Op 11 november haalde moeder het platte en ronde papiertje weer te voorschijn, plaatste het kaarsje in de metalen klauwtjes, trok aan een lusje van touw en zie, daar ontvouwde zich de buisvormige ballon met zijn vrolijke kleuren. Het is wel de laatste keer, je wordt er te oud voor, zei moeder.
Dat had ik zelf ook al bedacht, ik wilde er eenzame laatste tocht van maken. Met deze instelling stapte ik om 5 uur met de verlichte lampion het vroege donker in. De deuren waarvoor groepjes kinderen zongen, sloeg ik over. Ik zocht de plekjes op waar niemand te bekennen viel, belde aan en zong de laatste regel van het liedje: hooi de booi, hooi de booi, wat is Sintere Maarten mooi. Ik herhaalde die regel tot de deur open ging.
Oudere mensen waren de beste gevers, maar soms duurde het lang voor de deur werd geopend. Men dacht natuurlijk dat ik het hele liedje gezongen had en oma zei dan meestal: mooi gezongen hoor, maar ben je helemaal alleen? Ja, mevrouw, dit is m’n laatste keer. De laatste keer, waarom dat? Ik word er te oud voor. Hoe oud ben je dan? Negen, mevrouw. Ja, dan moet je met pensioen en ze lachte vriendelijk. Ik ook, en keek stiekem in het rieten mandje met snoepjes. Ik ben gek op toffies, zei ik. Die zitten er ook in. Hier, twee toffees. Dag jongen.
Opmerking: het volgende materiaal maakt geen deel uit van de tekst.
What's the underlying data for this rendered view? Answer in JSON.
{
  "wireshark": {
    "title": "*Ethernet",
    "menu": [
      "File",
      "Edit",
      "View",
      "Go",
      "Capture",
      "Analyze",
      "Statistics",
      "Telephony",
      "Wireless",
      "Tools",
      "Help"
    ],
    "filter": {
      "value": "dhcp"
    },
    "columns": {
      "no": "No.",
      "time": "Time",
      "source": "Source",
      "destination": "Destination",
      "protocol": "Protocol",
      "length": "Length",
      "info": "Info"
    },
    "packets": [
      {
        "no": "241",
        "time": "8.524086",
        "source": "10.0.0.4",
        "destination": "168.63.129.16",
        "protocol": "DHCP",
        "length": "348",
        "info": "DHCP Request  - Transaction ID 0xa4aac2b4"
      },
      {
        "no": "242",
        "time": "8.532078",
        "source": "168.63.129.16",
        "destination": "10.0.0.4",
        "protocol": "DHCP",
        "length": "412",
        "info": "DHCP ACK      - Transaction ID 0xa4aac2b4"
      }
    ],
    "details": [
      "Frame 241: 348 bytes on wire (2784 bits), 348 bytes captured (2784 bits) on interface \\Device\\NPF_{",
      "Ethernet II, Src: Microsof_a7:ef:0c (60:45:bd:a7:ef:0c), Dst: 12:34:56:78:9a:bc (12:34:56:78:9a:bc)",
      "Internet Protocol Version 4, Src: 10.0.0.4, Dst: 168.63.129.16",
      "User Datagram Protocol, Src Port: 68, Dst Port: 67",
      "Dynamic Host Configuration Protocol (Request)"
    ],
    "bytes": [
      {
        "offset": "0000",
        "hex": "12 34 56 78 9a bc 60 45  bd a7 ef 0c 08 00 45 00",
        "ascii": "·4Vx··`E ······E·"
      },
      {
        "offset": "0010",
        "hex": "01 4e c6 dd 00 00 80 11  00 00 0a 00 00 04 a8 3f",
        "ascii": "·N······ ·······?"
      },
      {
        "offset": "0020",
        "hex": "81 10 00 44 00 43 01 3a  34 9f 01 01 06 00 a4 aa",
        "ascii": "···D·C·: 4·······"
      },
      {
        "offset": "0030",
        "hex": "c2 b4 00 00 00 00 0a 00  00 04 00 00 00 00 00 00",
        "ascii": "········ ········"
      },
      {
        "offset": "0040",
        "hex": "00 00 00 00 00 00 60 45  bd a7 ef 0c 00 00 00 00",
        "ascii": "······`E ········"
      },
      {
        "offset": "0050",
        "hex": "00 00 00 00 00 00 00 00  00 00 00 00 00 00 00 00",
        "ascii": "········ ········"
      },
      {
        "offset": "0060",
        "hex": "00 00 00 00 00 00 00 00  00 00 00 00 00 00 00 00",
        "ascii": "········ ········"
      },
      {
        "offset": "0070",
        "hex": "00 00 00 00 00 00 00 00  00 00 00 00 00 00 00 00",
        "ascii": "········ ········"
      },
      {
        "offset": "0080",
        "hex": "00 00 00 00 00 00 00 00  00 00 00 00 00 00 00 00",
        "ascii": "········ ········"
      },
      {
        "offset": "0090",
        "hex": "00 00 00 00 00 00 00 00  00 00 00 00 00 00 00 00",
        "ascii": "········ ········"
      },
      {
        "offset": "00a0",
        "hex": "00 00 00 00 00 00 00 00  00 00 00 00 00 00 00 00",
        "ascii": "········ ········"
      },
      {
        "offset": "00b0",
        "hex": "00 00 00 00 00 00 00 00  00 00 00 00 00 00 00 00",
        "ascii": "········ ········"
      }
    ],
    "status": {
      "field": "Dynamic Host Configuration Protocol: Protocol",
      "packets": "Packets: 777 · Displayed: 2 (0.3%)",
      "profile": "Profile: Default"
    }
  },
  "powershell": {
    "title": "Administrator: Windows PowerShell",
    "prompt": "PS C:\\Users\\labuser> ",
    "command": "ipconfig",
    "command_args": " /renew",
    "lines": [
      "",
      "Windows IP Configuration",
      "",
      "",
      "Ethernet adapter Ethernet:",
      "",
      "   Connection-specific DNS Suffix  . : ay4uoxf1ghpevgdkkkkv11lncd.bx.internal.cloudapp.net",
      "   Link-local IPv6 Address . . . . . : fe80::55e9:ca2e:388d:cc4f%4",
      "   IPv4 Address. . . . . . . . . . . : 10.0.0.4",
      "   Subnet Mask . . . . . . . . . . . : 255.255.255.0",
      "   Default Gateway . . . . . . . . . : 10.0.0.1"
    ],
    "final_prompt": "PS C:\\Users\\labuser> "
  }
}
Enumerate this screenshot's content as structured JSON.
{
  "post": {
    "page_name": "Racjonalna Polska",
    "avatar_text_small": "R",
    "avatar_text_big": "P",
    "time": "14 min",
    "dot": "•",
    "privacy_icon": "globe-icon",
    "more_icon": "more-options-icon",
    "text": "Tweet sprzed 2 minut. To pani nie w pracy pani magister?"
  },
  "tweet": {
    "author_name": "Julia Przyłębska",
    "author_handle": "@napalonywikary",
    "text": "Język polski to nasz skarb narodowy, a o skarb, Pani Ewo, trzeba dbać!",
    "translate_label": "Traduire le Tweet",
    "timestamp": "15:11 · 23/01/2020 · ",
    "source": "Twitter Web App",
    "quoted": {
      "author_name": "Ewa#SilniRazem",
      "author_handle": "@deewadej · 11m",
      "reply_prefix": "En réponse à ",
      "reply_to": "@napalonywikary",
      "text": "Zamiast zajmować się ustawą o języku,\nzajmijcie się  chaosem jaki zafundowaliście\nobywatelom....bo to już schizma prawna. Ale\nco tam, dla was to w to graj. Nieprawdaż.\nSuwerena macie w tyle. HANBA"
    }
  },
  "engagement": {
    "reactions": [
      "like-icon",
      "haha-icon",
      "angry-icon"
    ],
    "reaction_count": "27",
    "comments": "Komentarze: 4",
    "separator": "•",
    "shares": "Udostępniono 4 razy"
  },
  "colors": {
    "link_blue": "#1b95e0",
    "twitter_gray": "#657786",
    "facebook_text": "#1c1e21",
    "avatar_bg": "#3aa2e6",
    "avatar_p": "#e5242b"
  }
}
Er was een droptoffie bij, die at ik meteen op.
Na nog veel meer gesnaai van zoete koek en snoep liep ik naar de slager op de hoek die altijd een plakje worst gaf. Ik wachtte af tot ik de enige zanger was: hooi de booi… Hallo Pietertje, alleen? Ja slager, het is m’n laatste keer. Ja jongen er is een tijd van komen en van gaan. Wil je leverworst of metworst? Ik lust ze allebei. Nou vooruit, neem er dan maar twee. Je laatste keer? Ik hou je volgend jaar in de gaten, reken daar maar op.
Ook de plakjes worst at ik op, toch werd de witte zak die over mijn buik hing al aardig vol. Ik lijk wel op Faroek, dacht ik. Door onoplettendheid zag ik de tak niet die over een hek hing. Mijn lampion bleef er in haken en vloog onmiddellijk in de fik.
Ik besloot nog even te zingen bij m’n twee buurjongens, twee oudere vrijgezellen die van jennen hielden en die wij Snip en Snap noemden. Hooi de booi en dadelijk ging (de deur open. Daar stonden ze met z’n tweeën, welk geintje zouden ze nu weer flikken?
Kijk nou es, daar hebben we de heer Koopman. Waar is je lampion? Hier, zei ik en toonde het stokje waaraan een paar flarden zwart papier bungelden. Wat een leed, wat een leed, riep de oudste. Gooi dat ding maar in de vuilnisemmer, zei de ander. Zullen we hem toch wat geven, als troost? Er kwam een koekblik vol doppinda’s. Eentje hoor.
Vader kon er geweldig om lachen toen die ene pinda op tafel lag, te midden van al dat lekkers.